Just to remind those of our readers who do not follow American politics obsessively: President-Elect Obama has selected Leon E. Panetta, another Clinton retread, to be the next head of the CIA, an organization that is in deep trouble, mostly of its own doing. For some aspects of the troubles think back to the ridiculous Valerie Plame affair and the constant underhand briefings against President Bush.

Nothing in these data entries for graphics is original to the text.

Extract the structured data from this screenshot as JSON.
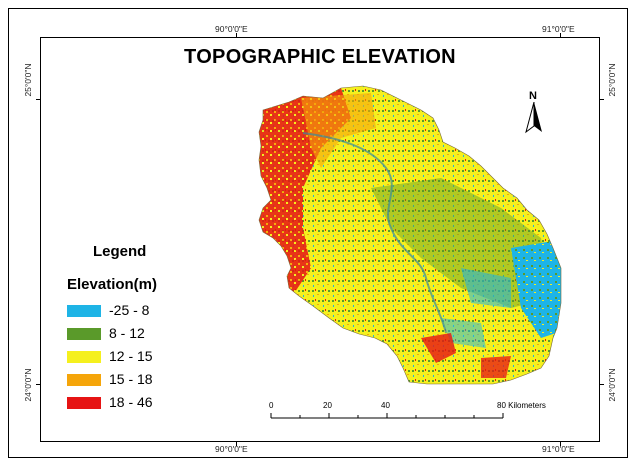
{
  "map": {
    "title": "TOPOGRAPHIC ELEVATION",
    "graticule": {
      "top": [
        "90°0'0\"E",
        "91°0'0\"E"
      ],
      "bottom": [
        "90°0'0\"E",
        "91°0'0\"E"
      ],
      "left": [
        "25°0'0\"N",
        "24°0'0\"N"
      ],
      "right": [
        "25°0'0\"N",
        "24°0'0\"N"
      ]
    },
    "legend": {
      "heading": "Legend",
      "subheading": "Elevation(m)",
      "classes": [
        {
          "label": "-25 - 8",
          "color": "#1eb4e6"
        },
        {
          "label": "8 - 12",
          "color": "#5a9a2a"
        },
        {
          "label": "12 - 15",
          "color": "#f5f01e"
        },
        {
          "label": "15 - 18",
          "color": "#f5a50a"
        },
        {
          "label": "18 - 46",
          "color": "#e61414"
        }
      ]
    },
    "north_arrow": {
      "label": "N"
    },
    "scale_bar": {
      "ticks": [
        "0",
        "20",
        "40",
        "80 Kilometers"
      ]
    }
  }
}
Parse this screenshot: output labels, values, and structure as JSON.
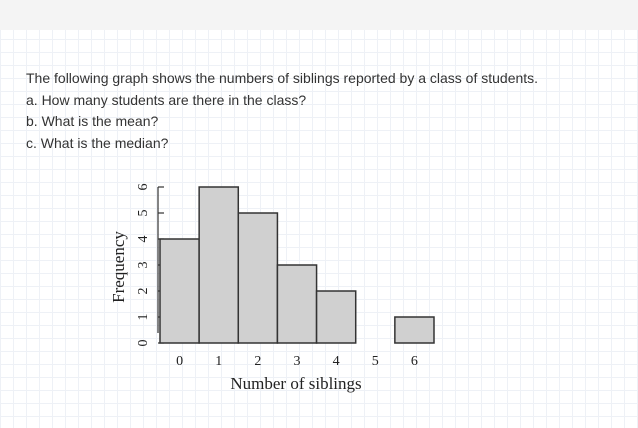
{
  "question": {
    "intro": "The following graph shows the numbers of siblings reported by a class of students.",
    "parts": [
      "a. How many students are there in the class?",
      "b. What is the mean?",
      "c. What is the median?"
    ]
  },
  "chart_data": {
    "type": "bar",
    "x_label": "Number of siblings",
    "y_label": "Frequency",
    "categories": [
      "0",
      "1",
      "2",
      "3",
      "4",
      "5",
      "6"
    ],
    "values": [
      4,
      6,
      5,
      3,
      2,
      0,
      1
    ],
    "color": "#d0d0d0",
    "ylim": [
      0,
      6
    ],
    "yticks": [
      0,
      1,
      2,
      3,
      4,
      5,
      6
    ]
  }
}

The trouble is that Mr Panetta has no background in either intelligence work or administration. Like the President-Elect himself he has done various things but nothing that would justify a high-powered position like that. Needless to say, there has been an outcry among politicians, including Vice President-Elect Biden, Senator Diane Feinstein (who appears to be backtracking on her well-justified criticisms so one wonders what she has been promised), among intelligence officials (Obama had better be careful there or they will start briefing against him as well) and commentators.

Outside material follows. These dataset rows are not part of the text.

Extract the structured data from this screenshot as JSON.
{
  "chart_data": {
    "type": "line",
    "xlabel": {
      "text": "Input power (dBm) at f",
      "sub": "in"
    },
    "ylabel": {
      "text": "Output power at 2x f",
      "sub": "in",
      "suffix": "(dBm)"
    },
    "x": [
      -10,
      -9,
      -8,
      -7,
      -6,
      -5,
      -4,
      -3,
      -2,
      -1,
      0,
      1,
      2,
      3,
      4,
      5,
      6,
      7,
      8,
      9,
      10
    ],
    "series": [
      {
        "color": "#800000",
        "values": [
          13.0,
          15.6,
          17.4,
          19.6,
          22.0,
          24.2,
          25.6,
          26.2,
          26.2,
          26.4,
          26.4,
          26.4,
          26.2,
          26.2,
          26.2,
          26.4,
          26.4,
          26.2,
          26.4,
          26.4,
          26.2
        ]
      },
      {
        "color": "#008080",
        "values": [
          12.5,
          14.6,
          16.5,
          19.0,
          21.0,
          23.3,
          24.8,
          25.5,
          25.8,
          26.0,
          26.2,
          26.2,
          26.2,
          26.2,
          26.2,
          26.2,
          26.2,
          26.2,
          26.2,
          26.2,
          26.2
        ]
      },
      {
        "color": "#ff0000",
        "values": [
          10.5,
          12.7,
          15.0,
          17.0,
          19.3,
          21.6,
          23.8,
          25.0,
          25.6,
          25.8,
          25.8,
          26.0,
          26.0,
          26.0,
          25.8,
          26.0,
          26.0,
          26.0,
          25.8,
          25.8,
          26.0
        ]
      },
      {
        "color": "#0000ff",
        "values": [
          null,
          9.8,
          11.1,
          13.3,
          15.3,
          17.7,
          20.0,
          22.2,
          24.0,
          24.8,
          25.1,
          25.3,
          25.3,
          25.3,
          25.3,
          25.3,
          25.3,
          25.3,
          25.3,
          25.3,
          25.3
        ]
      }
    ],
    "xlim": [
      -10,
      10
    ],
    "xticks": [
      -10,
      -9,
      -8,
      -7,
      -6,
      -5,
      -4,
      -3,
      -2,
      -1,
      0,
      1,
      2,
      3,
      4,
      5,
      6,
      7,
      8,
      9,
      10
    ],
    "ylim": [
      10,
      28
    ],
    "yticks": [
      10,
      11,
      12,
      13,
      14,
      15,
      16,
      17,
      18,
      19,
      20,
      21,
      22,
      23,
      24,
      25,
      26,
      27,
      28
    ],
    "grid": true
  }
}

Instapundit links to an article in the Washington Post, entitled "Obama is under fire over Panetta selection". It's a good read, coming as it does after a number of curious mis-steps by the President-Elect and his advisers.

Glenn Reynolds picks out one quote:
The Panetta uproar starts Obama off on the wrong foot with the committee and intelligence professionals and was the latest glitch in what has largely been an unusually smooth and carefully choreographed transition.
And asks:
How many "glitches" do you need before it's no longer "unusually smooth and carefully choreographed?"

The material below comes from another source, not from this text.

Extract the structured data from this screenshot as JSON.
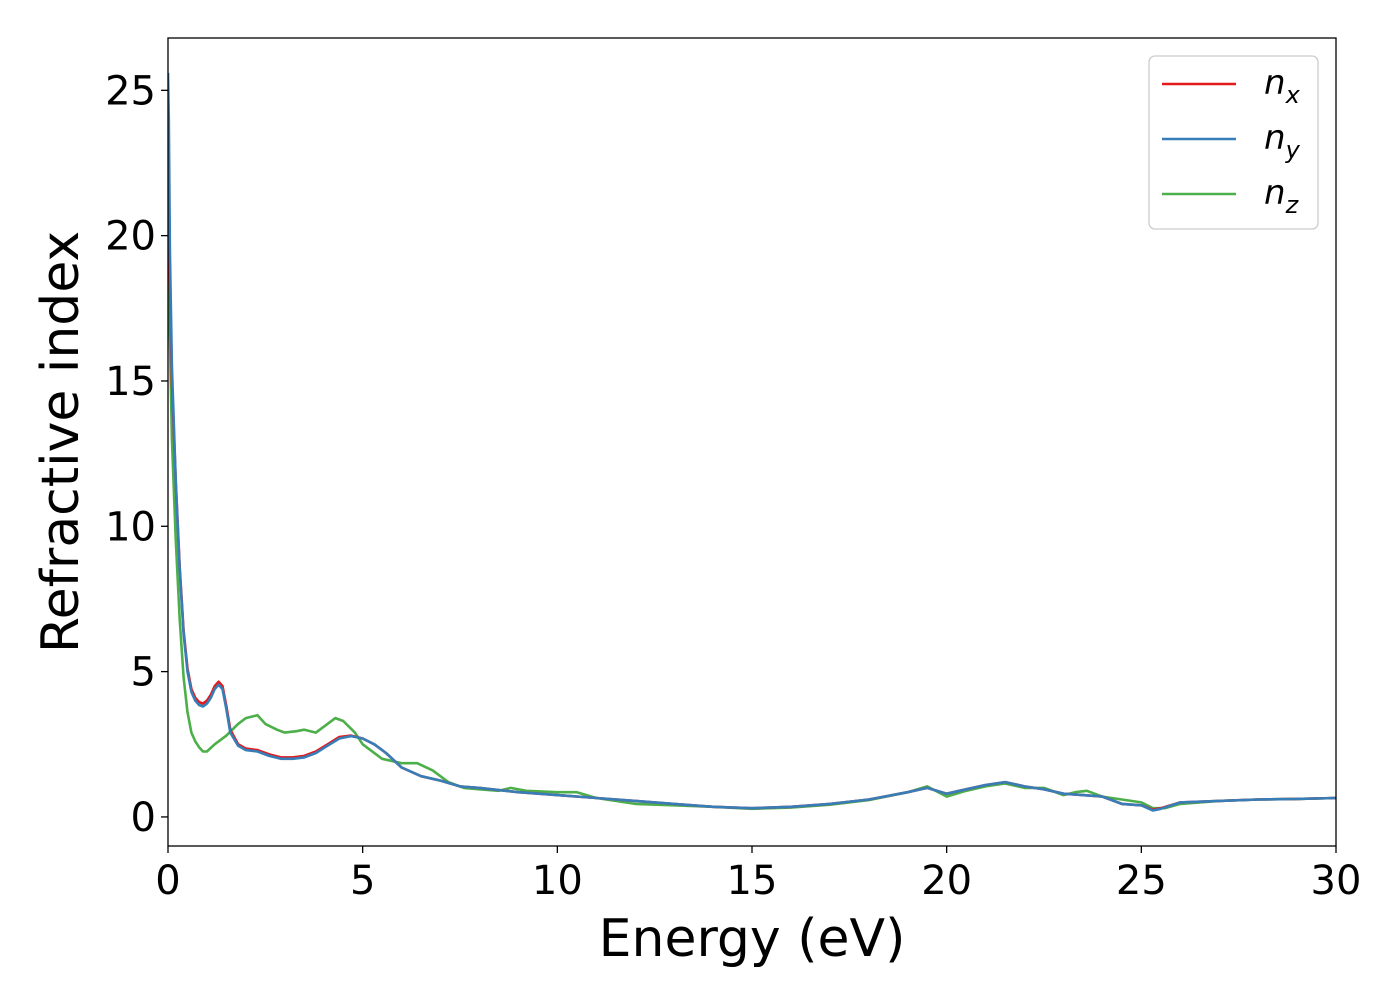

Suddenly I was back in 1997 and the early months of the Blair government with the media conducting its obsessive honeymoon. As one scandal and unpleasant story after another broke we were told that this was the first glitch in an otherwise extraordinarily successful and charismatic leadership. Sooner or later, of course, they had to admit that there were far too many glitches and the media turned on Blair with a vengeance.

To be fair, those mis-steps occurred after Blair became Prime Minister. If this is anything to go by, Obama's presidency promises to be highly entertaining. Then again, who runs the CIA is of some importance to all of us.